The piece illustrated in Fig. 461 is from Mississippi, and in most respects is identical with the ware of the Gulf Province. The paste is silicious, fine-grained, and quite hard. The color is slightly ferruginous and clouded with fire stains from the baking. The body is ornamented with the engraved figure of a bird apparently intended for an eagle. The head, with its notched and strongly curved beak and conventionalized crest, occupies one side. The wings may be seen at the right and left, while the tail appears on the side opposite the head. The flattened base of the vessel occupies the place of the body. The lines have been scratched with a sharp point in the hardened clay. Certain spaces in the plumes, wings, and tail are filled in with reticulated lines.

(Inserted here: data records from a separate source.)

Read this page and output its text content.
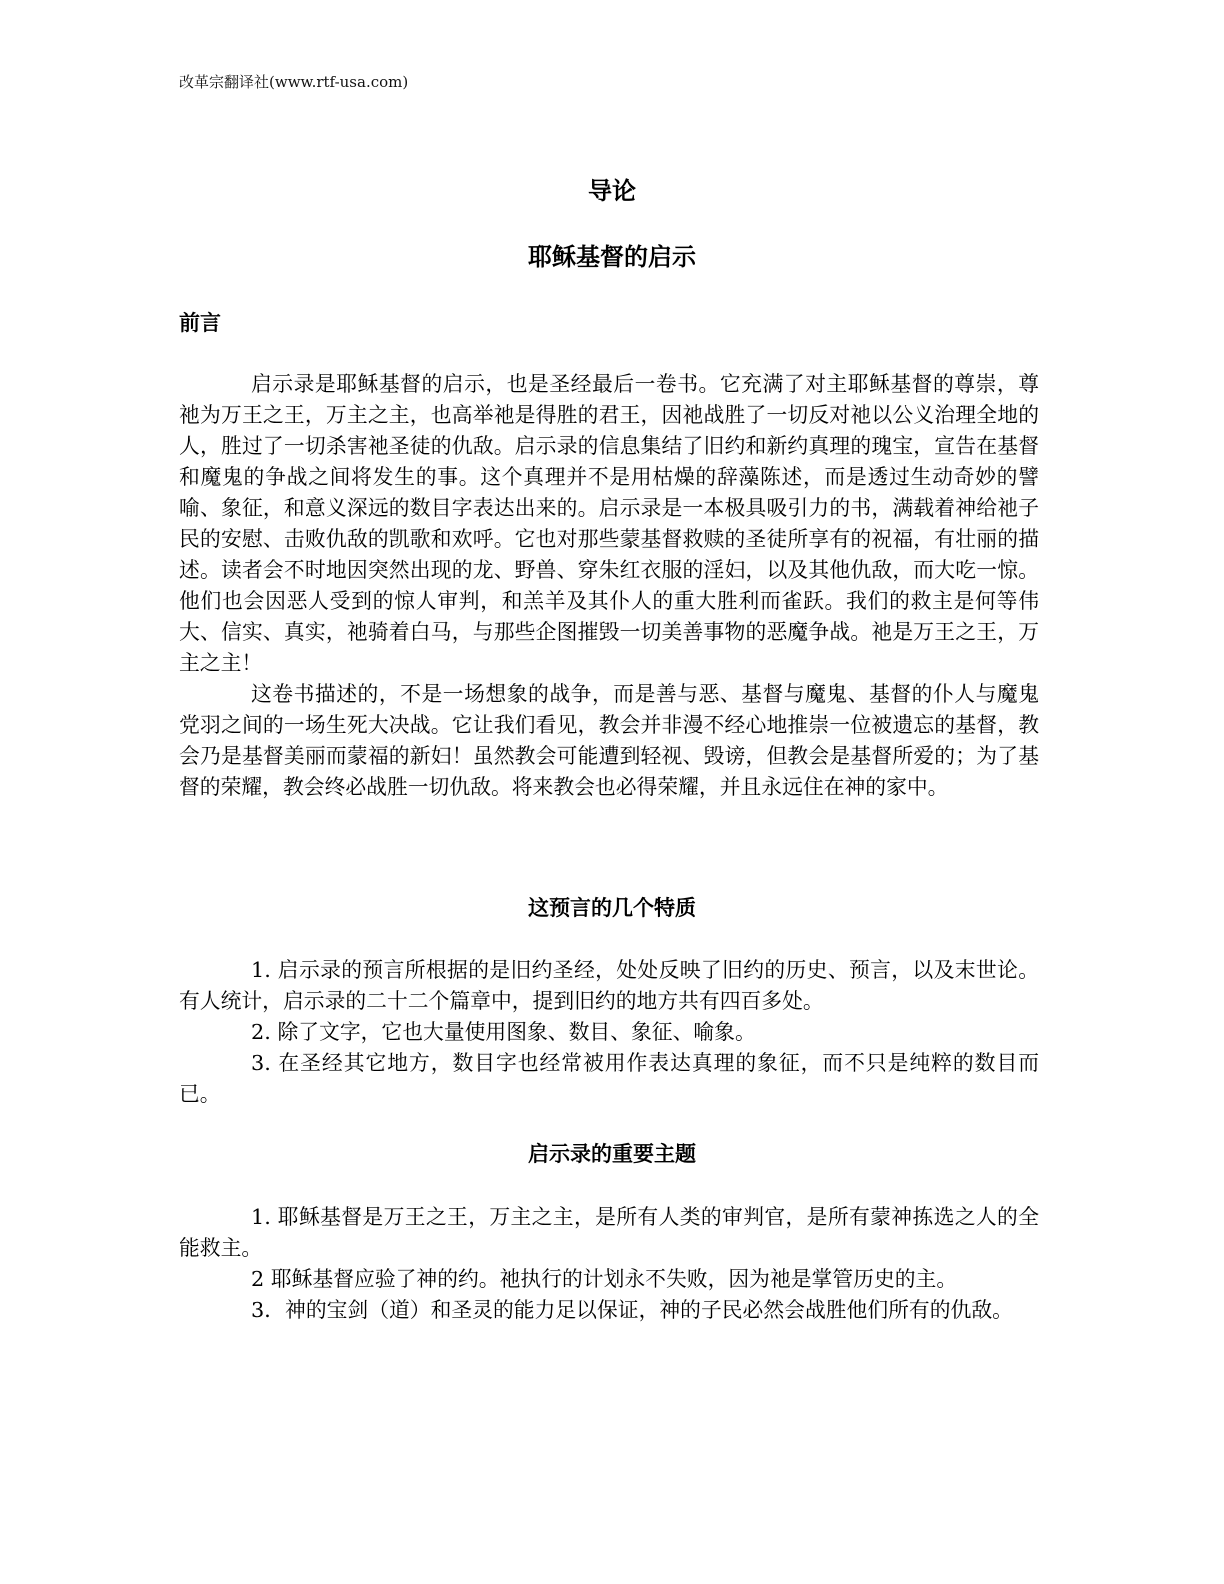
改革宗翻译社(www.rtf-usa.com)
导论
耶稣基督的启示
前言

启示录是耶稣基督的启示，也是圣经最后一卷书。它充满了对主耶稣基督的尊崇，尊祂为万王之王，万主之主，也高举祂是得胜的君王，因祂战胜了一切反对祂以公义治理全地的人，胜过了一切杀害祂圣徒的仇敌。启示录的信息集结了旧约和新约真理的瑰宝，宣告在基督和魔鬼的争战之间将发生的事。这个真理并不是用枯燥的辞藻陈述，而是透过生动奇妙的譬喻、象征，和意义深远的数目字表达出来的。启示录是一本极具吸引力的书，满载着神给祂子民的安慰、击败仇敌的凯歌和欢呼。它也对那些蒙基督救赎的圣徒所享有的祝福，有壮丽的描述。读者会不时地因突然出现的龙、野兽、穿朱红衣服的淫妇，以及其他仇敌，而大吃一惊。他们也会因恶人受到的惊人审判，和羔羊及其仆人的重大胜利而雀跃。我们的救主是何等伟大、信实、真实，祂骑着白马，与那些企图摧毁一切美善事物的恶魔争战。祂是万王之王，万主之主！

这卷书描述的，不是一场想象的战争，而是善与恶、基督与魔鬼、基督的仆人与魔鬼党羽之间的一场生死大决战。它让我们看见，教会并非漫不经心地推崇一位被遗忘的基督，教会乃是基督美丽而蒙福的新妇！虽然教会可能遭到轻视、毁谤，但教会是基督所爱的；为了基督的荣耀，教会终必战胜一切仇敌。将来教会也必得荣耀，并且永远住在神的家中。

这预言的几个特质

1. 启示录的预言所根据的是旧约圣经，处处反映了旧约的历史、预言，以及末世论。有人统计，启示录的二十二个篇章中，提到旧约的地方共有四百多处。

2. 除了文字，它也大量使用图象、数目、象征、喻象。

3. 在圣经其它地方，数目字也经常被用作表达真理的象征，而不只是纯粹的数目而已。

启示录的重要主题

1. 耶稣基督是万王之王，万主之主，是所有人类的审判官，是所有蒙神拣选之人的全能救主。

2 耶稣基督应验了神的约。祂执行的计划永不失败，因为祂是掌管历史的主。

3．神的宝剑（道）和圣灵的能力足以保证，神的子民必然会战胜他们所有的仇敌。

Fig. 462.—Bottle: Alabama.—⅓.

The bottle presented in Fig. 462 is embellished with a rather remarkable design in color. The material is fine grained and without admixture of shell. The color of the paste is a pale, salmon gray. The surface is coated with a thick slip or enamel of whitish clay, very fine grained and smooth; upon this the design was painted, not in the thick earthy color employed farther north, but in what appears to be a dark purplish-gray stain. The design upon the body is wholly unlike anything yet described. It is developed in the light ground tint by filling in the interstices with the dark color. The peculiar character of this design inclines me to the view that it probably had an ideographic origin, although possibly treated here as pure decoration. The open hand is sometimes seen, in both the decorative and the symbolic work of the Gulf coast tribes, and is not unknown elsewhere. The figures alternating with the hands are suggestive of a highly conventionalized face, the eyes being indicated by the volutes and the mouth and teeth by the lower part of the figure, as will be seen in the fully projected design, Fig. 463. The neck has two indistinct bands of triangular dentate figures apparently painted in the dark color. The bottom is flattish and without the coating of light clay. Both paste and slip can be readily scratched with the finger nail. This vase was found in Franklin County, Alabama, near the Mississippi line.

Fig. 462.—Painted design.

RÉSUMÉ.

Attention has been called to the great numbers of pieces of earthenware recovered from the mounds and graves of the middle province of the Mississippi Valley. In certain districts—as remarked by one of our collectors—we have but to dig to fill museums. Such districts must have been occupied for a long period by a numerous people who recognized the claims of the dead upon their worldly treasures. The burial grounds of many other sections of the American continent are correspondingly rich in ceramic remains.

The vessels were not to any extent cinerary, and probably not even mortuary in the sense of having been constructed especially for inhumation with the dead. They were receptacles for food, drink, paint, and the like, placed in the grave along with other possessions of the departed in obedience to the demands of an almost universal custom.

The material employed in manufacture embraced clay in all grades of refinement, from coarse loamy earths to the refined slips used in surface finish. The tempering materials—used in greater or lesser quantity according to the character of the vessel to be made—consisted of shell, sand, and potsherds reduced to various degrees of pulverulence.